In this study, Sanford-Burnham researchers found that introducing a particular protein, called a STAT3 inhibitor, into the cycle of muscle-cell regeneration could boost the production of muscle cells—even after multiple rounds of repair that would otherwise render regeneration virtually impossible.

The STAT3 inhibitor, as its name suggests, works by ‘inhibiting,’ or effectively neutralizing, another protein called STAT3. Normally, STAT3 gets switched on in response to muscle injury, setting in motion a series of steps that replenishes muscle cells.

In experiments first in animal models of muscular dystrophy—and next in human cells in a petri dish—the team decided to modify how STAT3 functions. Instead of keeping STAT3 active, as would normally occur, the team introduced the STAT3 inhibitor at specific times during the muscle regeneration process. And in so doing, noticed a significant boost in muscle cell production. As Dr. Alessandra Sacco, the study’s senior author, stated in a news release:

“We’ve discovered that by timing the inhibition of STAT3—like an ‘on/off’ light switch—we can transiently expand the satellite cell population followed by their differentiation into mature cells.”

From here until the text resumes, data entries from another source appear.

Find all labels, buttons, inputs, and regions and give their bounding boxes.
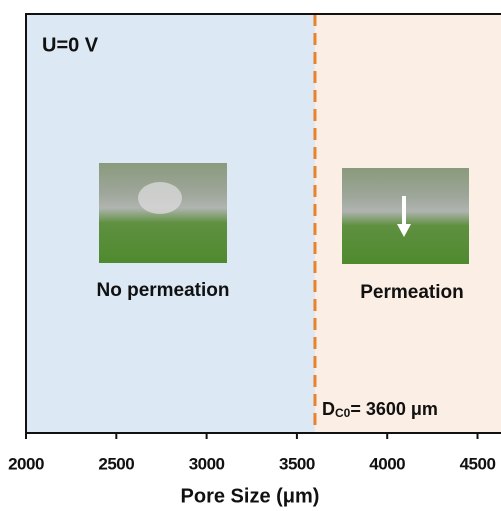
x-axis-title: Pore Size (μm) xyxy=(181,485,320,507)
region-label: Permeation xyxy=(360,282,463,303)
chart: U=0 V Pore Size (μm) No permeation Permea… xyxy=(0,0,501,511)
x-tick-label: 3000 xyxy=(189,454,225,473)
threshold-label-part: D xyxy=(322,399,335,419)
state-label: U=0 V xyxy=(42,34,99,56)
threshold-label-part: = 3600 μm xyxy=(350,399,438,419)
x-tick-label: 4000 xyxy=(369,454,405,473)
threshold-label-part: C0 xyxy=(335,406,351,420)
x-tick-label: 2500 xyxy=(98,454,134,473)
droplet xyxy=(138,182,182,214)
x-tick-label: 4500 xyxy=(460,454,496,473)
x-tick-label: 3500 xyxy=(279,454,315,473)
x-tick-label: 2000 xyxy=(8,454,44,473)
region-label: No permeation xyxy=(96,280,229,301)
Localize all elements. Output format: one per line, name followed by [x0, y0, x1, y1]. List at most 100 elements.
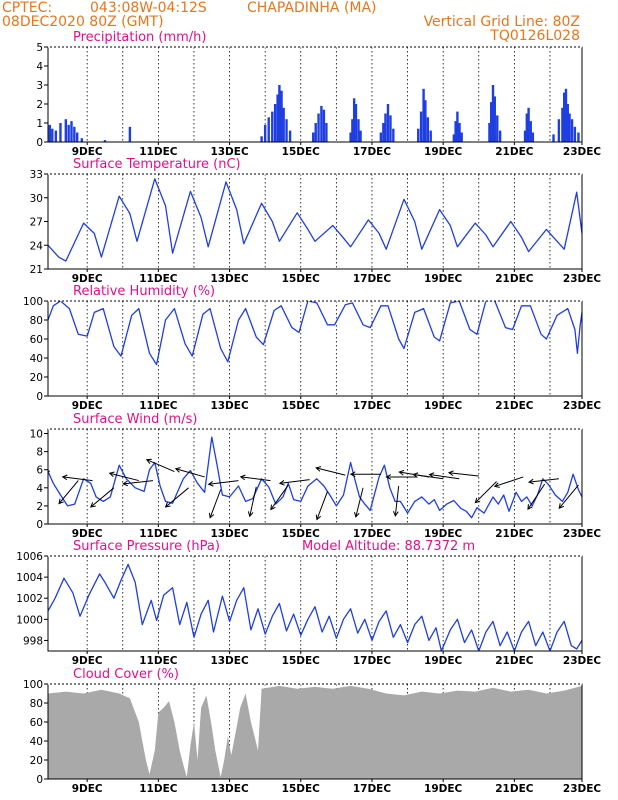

This approach to spurring muscle regeneration, which was funded in part by a CIRM training grant, is not only innovative, but offers new hope to a disease for which treatments have offered little. As Dr. Vittorio Sartorelli, deputy scientific director of the National Institute of Arthritis and Musculoskeletal and Skin Diseases (NIAMS), stated:

“Currently, there is no cure to stop or reverse any form of muscle-wasting disorders—only medication and therapy that can slow the process. A treatment approach consisting of cyclic bursts of STAT3 inhibitors could potentially restore muscle mass and function in patients, and this would be a very significant breakthrough.”

Sacco and her colleagues are encouraged by these results, and plan to explore their findings in greater detail—hopefully moving towards clinical trials:

“Our next step is to see how long we can extend the cycling pattern, and test some of the STAT3 inhibitors currently in clinical trials for other indications such as cancer, as this could accelerate testing in humans.”